COREE DU NORD, IRAN, PALESTINE: Trois zones de danger!

nuc_cyber_attaque_200La Corée du Nord a accusé cette semaine la Corée du Sud et les États-Unis d’être derrière les cyber-attaques qui ont paralysé des sites Internet de Pyongyang, alors que les tensions entourant les ambitions nucléaires de la République Démocratique de Corée ne cessent de croître.

Les cyber-attaques, nouvelles armes de guerre

L’accès au réseau était intermittent mercredi et jeudi dans la capitale nord-coréenne. Le fournisseur de service internet de la Corée du Nord, Loxley Pacific, a signalé qu’il enquêtait sur une attaque informatique qui aurait neutralisé les serveurs de Pyongyang. Vendredi, on ignorait toujours à partir d’où l’attaque avait été lancée. Le service normal était cependant rétabli. L’agence de presse officielle de la Corée du Nord a pointé du doigt les États-Unis et la Corée du Sud, les accusant d’élargir le spectre de leurs interventions contre le régime à l’espace cybernétique.

Tandis que Séoul a nié ces allégations, l’armée américaine a refusé de commenter le dossier.
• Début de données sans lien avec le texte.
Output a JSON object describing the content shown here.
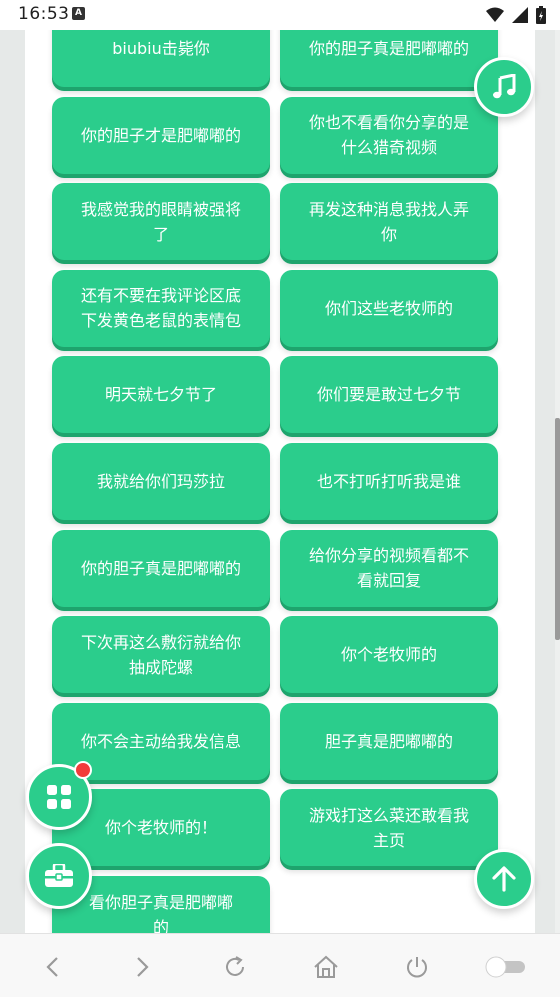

Mais on soupçonne les pirates chinois d’avoir orchestré ces attaques, au dire de Lim Jong-in, doyen de l’école sur la sécurité informatique à l’université de Corée, à Séoul, la Chine n’en pouvant plus de son intrépide voisin. «Il y a plusieurs internautes chinois qui ont exprimé leur haine à l’égard de la Corée du Nord ces derniers temps, a-t-il suggéré. Je pense qu’il est plus probable que ce soit eux qui aient réalisé ces attaques contre les sites web nord-coréens.» Comment ? Avec l’accord des autorités chinoises ?

nuc images (1)Pendant ce temps, l’armée nord-coréenne a procédé, au lancement de missiles à courte portée en mer orientale de Corée (mer du Japon). Une unité militaire nord-coréenne a lancé des missiles supposés être des KN-02, d’une portée de 120 km. « Le lancement est considéré comme un test de missiles à courte portée. Il semble avoir été conduit au niveau d’une unité militaire et non au niveau national« , a déclaré une source militaire à Séoul, citée par l’agence d’information sud-coréenne. La veille, le dirigeant nord-coréen, Kim Jong-un, avait assisté en personne à des exercices d’artillerie à tirs réels près de la frontière maritime entre la Corée du Nord et la Corée du Sud, en mer Jaune, au moment où le premier ministre sud-coréen visitait de son côté cette zone ayant fait l’objet de confrontations entre les deux pays. Récemment, comme on le sait, la Corée du Nord a brandi la menace d’une « guerre thermonucléaire » et a averti les Etats-Unis qu’ils s’exposaient à une « frappe nucléaire préventive ».

Du coup, le Pentagone a renforcé la défense antimissile des Etats-Unis en déployant quatorze intercepteurs supplémentaires, en plus des trente missiles déjà installés sur le territoire américain, a annoncé vendredi le secrétaire américain à la défense, Chuck Hagel. Cette mesure vise à « conserver une longueur d’avance » sur les menaces posées par l’Iran et surtout par la Corée du Nord, qui a effectué en décembre un tir réussi de missile balistique, selon les Occidentaux, et a réalisé un troisième essai nucléaire en février, selon M. Hagel. Ces quatorze missiles supplémentaires, appelés « intercepteurs basés à terre » (GBI), seront déployés d’ici à 2017, a précisé le ministre. Les trente intercepteurs déjà déployés se trouvent sur les bases de Fort Greely, en Alaska, et de Vandenberg, en Californie. Mais on aura remarqué au passage dans le communiqué de presse l’allusion directe à l’Iran.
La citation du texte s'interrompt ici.